09/12/2015 00:00:00 Artigo: classificação ABC de estoques

Por Maurício Kalau Gonzales

O custo financeiro de estocagem é sempre motivo para que as empresas tomem medidas capazes de diminuí-lo. No conjunto da administração de estoques a classificação ABC, muito conhecida entre os administradores, é uma das técnicas que os empresários e administradores usam na tentativa de melhorar a gestão dos estoques. Porém, da forma como tradicionalmente é usada, pode trazer erros de avaliação e prejuízos à empresa.

Classificação ABC

Vejamos. A classificação ABC é feita tradicionalmente tomando-se como base o custo de aquisição dos produtos e seu giro mensal. Multiplica-se um pelo outro e encontram-se valores que depois de classificados em ordem decrescente são nominados em A, B, ou C. Os itens que devem ter maiores controles na compra e estocagem (gestão) são os A e B, e os itens C com controle menos efetivo, e outros critérios que a empresa tenha. Porém, existe um erro conceitual nesta metodologia que pode conduzir a graves consequências na empresa, inclusive gerar prejuízo. E qual é esse erro?

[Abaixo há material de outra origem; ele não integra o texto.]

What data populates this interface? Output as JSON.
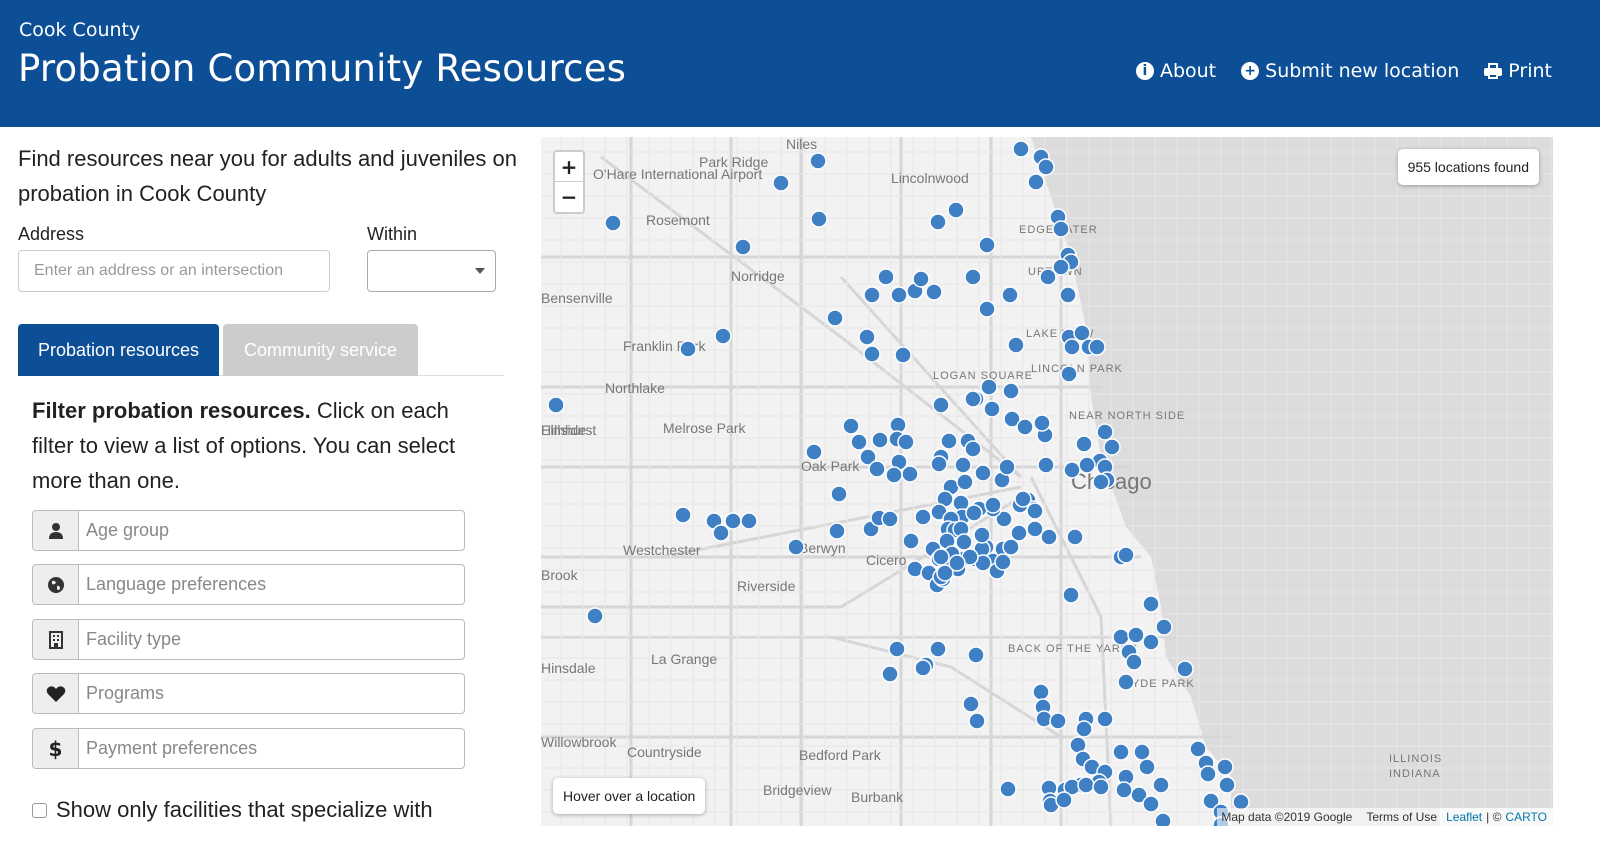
{
  "header": {
    "county": "Cook County",
    "title": "Probation Community Resources",
    "nav": [
      {
        "label": "About",
        "icon": "info-circle-icon"
      },
      {
        "label": "Submit new location",
        "icon": "plus-circle-icon"
      },
      {
        "label": "Print",
        "icon": "printer-icon"
      }
    ],
    "color": "#0d4f96"
  },
  "sidebar": {
    "intro": "Find resources near you for adults and juveniles on probation in Cook County",
    "address_label": "Address",
    "address_placeholder": "Enter an address or an intersection",
    "within_label": "Within",
    "within_value": "",
    "tabs": [
      {
        "label": "Probation resources",
        "active": true
      },
      {
        "label": "Community service",
        "active": false
      }
    ],
    "filter_intro_bold": "Filter probation resources.",
    "filter_intro_rest": " Click on each filter to view a list of options. You can select more than one.",
    "filters": [
      {
        "label": "Age group",
        "icon": "user-icon"
      },
      {
        "label": "Language preferences",
        "icon": "globe-icon"
      },
      {
        "label": "Facility type",
        "icon": "building-icon"
      },
      {
        "label": "Programs",
        "icon": "heart-icon"
      },
      {
        "label": "Payment preferences",
        "icon": "dollar-icon"
      }
    ],
    "specialize_label": "Show only facilities that specialize with"
  },
  "map": {
    "count_text": "955 locations found",
    "hover_text": "Hover over a location",
    "zoom_in": "+",
    "zoom_out": "−",
    "attribution_leaflet": "Leaflet",
    "attribution_sep": "| ©",
    "attribution_carto": "CARTO",
    "google_text": "Map data ©2019 Google",
    "terms_text": "Terms of Use",
    "marker_color": "#3f7fc4",
    "water_color": "#dcdcdc",
    "labels": [
      "Niles",
      "Park Ridge",
      "O'Hare International Airport",
      "Lincolnwood",
      "Rosemont",
      "Norridge",
      "Franklin Park",
      "Northlake",
      "Melrose Park",
      "Oak Park",
      "Chicago",
      "Westchester",
      "Berwyn",
      "Cicero",
      "Riverside",
      "La Grange",
      "Countryside",
      "Bedford Park",
      "Bridgeview",
      "Burbank",
      "EDGEWATER",
      "UPTOWN",
      "LAKE VIEW",
      "LINCOLN PARK",
      "LOGAN SQUARE",
      "NEAR NORTH SIDE",
      "BACK OF THE YARDS",
      "HYDE PARK",
      "ILLINOIS",
      "INDIANA",
      "Hinsdale",
      "Willowbrook",
      "Hillside",
      "Bensenville",
      "Elmhurst",
      "Brook"
    ]
  }
}
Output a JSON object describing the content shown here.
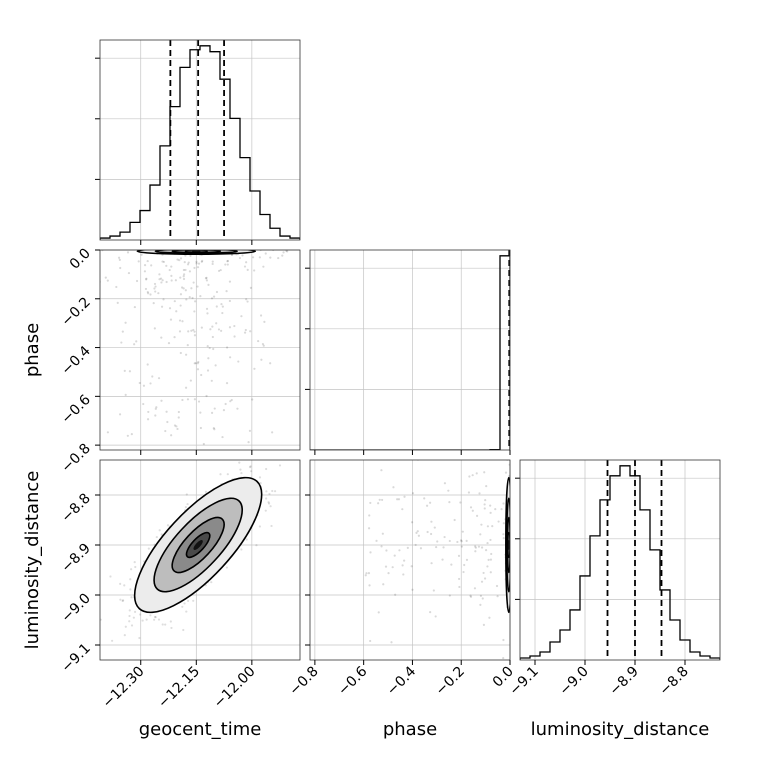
{
  "chart_data": {
    "type": "corner",
    "params": [
      "geocent_time",
      "phase",
      "luminosity_distance"
    ],
    "axis_labels": {
      "x": [
        "geocent_time",
        "phase",
        "luminosity_distance"
      ],
      "y": [
        "phase",
        "luminosity_distance"
      ]
    },
    "ranges": {
      "geocent_time": [
        -12.41,
        -11.87
      ],
      "phase": [
        -0.82,
        0.0
      ],
      "luminosity_distance": [
        -9.13,
        -8.73
      ]
    },
    "ticks": {
      "geocent_time": {
        "values": [
          -12.3,
          -12.15,
          -12.0
        ],
        "labels": [
          "−12.30",
          "−12.15",
          "−12.00"
        ]
      },
      "phase": {
        "values": [
          -0.8,
          -0.6,
          -0.4,
          -0.2,
          0.0
        ],
        "labels": [
          "−0.8",
          "−0.6",
          "−0.4",
          "−0.2",
          "0.0"
        ]
      },
      "luminosity_distance": {
        "values": [
          -9.1,
          -9.0,
          -8.9,
          -8.8
        ],
        "labels": [
          "−9.1",
          "−9.0",
          "−8.9",
          "−8.8"
        ]
      }
    },
    "grid": true,
    "histograms": {
      "geocent_time": {
        "bin_range": [
          -12.41,
          -11.87
        ],
        "counts": [
          1,
          2,
          4,
          9,
          15,
          28,
          48,
          68,
          88,
          97,
          99,
          96,
          82,
          62,
          42,
          25,
          13,
          6,
          2,
          1
        ],
        "quantiles": [
          -12.22,
          -12.145,
          -12.075
        ]
      },
      "phase": {
        "bin_range": [
          -0.82,
          0.0
        ],
        "counts": [
          0,
          0,
          0,
          0,
          0,
          0,
          0,
          0,
          0,
          0,
          0,
          0,
          0,
          0,
          0,
          0,
          0,
          0,
          0.2,
          100
        ],
        "quantiles": [
          -0.003
        ]
      },
      "luminosity_distance": {
        "bin_range": [
          -9.13,
          -8.73
        ],
        "counts": [
          1,
          2,
          4,
          9,
          15,
          25,
          42,
          62,
          80,
          92,
          97,
          92,
          75,
          55,
          35,
          20,
          10,
          4,
          2,
          1
        ],
        "quantiles": [
          -8.955,
          -8.9,
          -8.847
        ]
      }
    },
    "pair_density": [
      {
        "x": "geocent_time",
        "y": "phase",
        "mean": [
          -12.15,
          -0.005
        ],
        "sd": [
          0.065,
          0.005
        ],
        "rho": 0,
        "tail": {
          "x_sd": 0.12,
          "y_range": [
            -0.8,
            0.0
          ],
          "points": 300
        }
      },
      {
        "x": "geocent_time",
        "y": "luminosity_distance",
        "mean": [
          -12.145,
          -8.9
        ],
        "sd": [
          0.07,
          0.055
        ],
        "rho": 0.75
      },
      {
        "x": "phase",
        "y": "luminosity_distance",
        "mean": [
          -0.005,
          -8.9
        ],
        "sd": [
          0.005,
          0.055
        ],
        "rho": 0,
        "tail": {
          "x_range": [
            -0.6,
            0.0
          ],
          "y_sd": 0.09,
          "points": 180
        }
      }
    ]
  }
}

O erro conceitual a que me refiro e que demonstrei inicialmente na pesquisa “Modelo sistêmico integrado em gestão de estoques e compras na administração de resultado: O desafio financeiro no ressuprimento” – publicada na revista SEMINA da UEL vol. 27 Jan/2006 – é não se levar em consideração a situação estrutural de custos de cada empresa e produto. Ressalto aqui a expressão “de cada empresa” porque cada uma delas tem sua própria composição de custos (fixos e variáveis). E como corrigir esse erro? Usando-se o conceito de margem de contribuição utilizado na formação de preços do produto.

Metodologia da Margem de Contribuição

A metodologia de formação de preço de venda e margem de contribuição (tabela 1) aqui apresentada foi instruída no CEAG-PR (atualmente Sebrae-PR).


Passos a seguir

Usando a tabela 1, diminua do preço de venda do produto os custos variáveis e você terá a margem de contribuição. A margem de contribuição é o valor necessário para cobrir os custos fixos e gerar lucro.

Multiplique o valor encontrado na margem de contribuição de cada produto pelo seu consumo mensal (giro) e proceda e siga em diante da mesma forma como na metodologia ABC tradicional. Ter-se-á a classificação ABC por margem de contribuição.

Outras explicações

Para ilustrar imagine a seguinte hipótese: Um produto tem o valor de venda X e custo variável Y. Se você usar o modelo tradicional de classificação ABC com base no custo do produto terá um resultado. Mas, se o preço de venda desse produto não aumentar, o que pode acontecer por questões de marketing e mercado, e o custo do produto aumentar, a margem de contribuição diminuirá. Então, um produto de valor alto na empresa poderá não gerar lucro e mesmo assim ser considerado classificado como A, o que é um erro gravíssimo. E ainda vai pesar financeiramente no momento das compras.

No momento da efetivação das compras visando à reposição de estoques, uma dica importante é saber quanto a empresa pode suportar financeiramente na reposição dos itens vendidos, isso porque muitas vezes por dificuldades no fluxo de caixa pode-se não repor todo o estoque vendido no mês de uma só vez. Um parâmetro de compras condizente com a estrutura da empresa é, por exemplo, comprar no mês seguinte até o valor dos custos totais dos produtos vendidos no mês anterior, assim a proporção será de 1/1. Os critérios de reposição de estoques da empresa devem levar em consideração esse fator e outros relacionados.

Recomendações

É desejável saber com exatidão a margem de contribuição de cada produto e usar essa informação na sua classificação ABC em todas as empresas que fabricam e/ou vendem. Logicamente, aquelas que lidam com mais produtos ou fazem parte de uma cadeia de lojas o resultado da aplicação dessa metodologia é mais impactante. Aprimorar as formas de administração nas empresas geralmente traz vantagem competitiva. Um exemplo está aqui exposto e espero que o empresariado e profissionais do ramo façam bom uso desse conhecimento.

– Maurício Kalau Gonzales é administrador de empresas, especialista em Metodologia do Ensino Superior pela UEL e professor na mesma instituição.